Je conclue donc que la logique capitaliste et libérale n’est pas compatible avec l’environnement, et c’est d’ailleurs ce qu’a signalé Nicolas Hulot lors de sa démission.

 

Der Parvenu : Pensez-vous qu’il est possible d’investir les entreprises dans l’écologie, par des incitations financières, à l’image des pays du Nord par exemple qui réduisent les taxes en fonction du recyclage de la société.

J-P.T. Oui, c’est une bonne idée. Il est nécessaire d’inciter et encourager la transition. Il faut également mettre en place la filière industrielle de la transition écologique et du recyclage. C’est ce qu’ont fait les pays du Nord en mettant en place un vrai prix au carbone, réellement à la hauteur de son coût pour la société. Nous avions d’ailleurs des propositions d’incitation similaires durant les dernières présidentielles. Cependant, il y a également des choses que je trouve inacceptables et qui sont inconciliables avec le projet écologique ; par exemple, instaurer des normes de production en France ou encore importer des produits qui n’y répondent pas et qui sont vendus moins cher.

Chez Debout la France, nous sommes donc très radicaux sur la question écologique.

 

Der Parvenu : Les accords mondiaux négociés dans les COP par exemple ne sont pas efficaces selon vous ?

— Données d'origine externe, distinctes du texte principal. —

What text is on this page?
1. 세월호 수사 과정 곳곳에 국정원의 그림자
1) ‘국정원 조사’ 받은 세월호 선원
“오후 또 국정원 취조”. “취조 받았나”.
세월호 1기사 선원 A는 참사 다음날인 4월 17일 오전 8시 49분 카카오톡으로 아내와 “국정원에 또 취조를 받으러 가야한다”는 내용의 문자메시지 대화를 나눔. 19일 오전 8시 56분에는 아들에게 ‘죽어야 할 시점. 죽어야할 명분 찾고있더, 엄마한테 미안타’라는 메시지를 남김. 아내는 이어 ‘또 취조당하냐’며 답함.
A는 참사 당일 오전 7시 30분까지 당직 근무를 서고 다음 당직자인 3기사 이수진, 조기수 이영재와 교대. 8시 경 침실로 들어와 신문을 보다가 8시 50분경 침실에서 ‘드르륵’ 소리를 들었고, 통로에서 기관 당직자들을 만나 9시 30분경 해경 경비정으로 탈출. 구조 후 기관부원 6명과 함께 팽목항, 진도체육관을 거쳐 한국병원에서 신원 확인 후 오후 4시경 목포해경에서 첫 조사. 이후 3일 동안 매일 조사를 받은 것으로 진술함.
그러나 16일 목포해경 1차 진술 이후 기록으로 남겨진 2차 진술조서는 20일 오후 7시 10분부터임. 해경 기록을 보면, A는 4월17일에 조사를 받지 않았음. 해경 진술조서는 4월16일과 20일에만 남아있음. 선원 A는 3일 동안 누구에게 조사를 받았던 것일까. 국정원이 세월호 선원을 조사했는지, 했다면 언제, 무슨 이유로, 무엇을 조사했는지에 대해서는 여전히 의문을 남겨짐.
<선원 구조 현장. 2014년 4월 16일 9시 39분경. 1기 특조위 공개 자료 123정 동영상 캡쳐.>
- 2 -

J-P.T. Nous avons salué les COP et particulièrement la COP 21. En France, nous ne défendons pas la politique du pire et sommes ravis que des conférences se passent bien et que des accords soient signés. Mais je crois que les dirigeants gagnent du temps et qu’il ne se passe en fait rien. Ces grands événements ne parlent pas des vrais sujets. Ils veulent changer le comportement de chaque individu, limiter la surconsommation etc. Je pense que c’est une mauvaise analyse. Prenons l’exemple de la Lorraine : les citoyens ne surconsomment pas. L’habitant type en Lorraine est près de sa bourse. L’essence est hors de prix, chaque voyage remis en question. On pourrait presque parler de sous-consommation ! En face, les dirigeants qui décident des systèmes de production ont un mode de vie surréaliste.

 

Der Parvenu : Quelle est la cause de cette ambivalence ?

J-P.T. Je pense que le problème ne vient pas de la consommation générale des occidentaux mais bien de la consommation générale des systèmes de production. Il ne s’agit pas d’instaurer des taxes sur le diesel et le gazole pour que les individus limitent personnellement leur consommation, comme le défend La République En Marche. Il faut faire un choix de société : décider de ne vendre que des voitures électriques et hybrides, comme en Norvège, par exemple. Nous ferions un réel choix de civilisation. Alors que l’on presse sans cesse les particuliers à changer du jour au lendemain leur mode de vie, sur l’automobile par exemple, les grandes entreprises ont, elles, vingt ans pour changer. Les individus au pouvoir ne veulent pas faire face aux lobbys : les multinationales, la finance, qui n’ont que faire de l’écologie. Ce sont eux le vrai problème à affronter.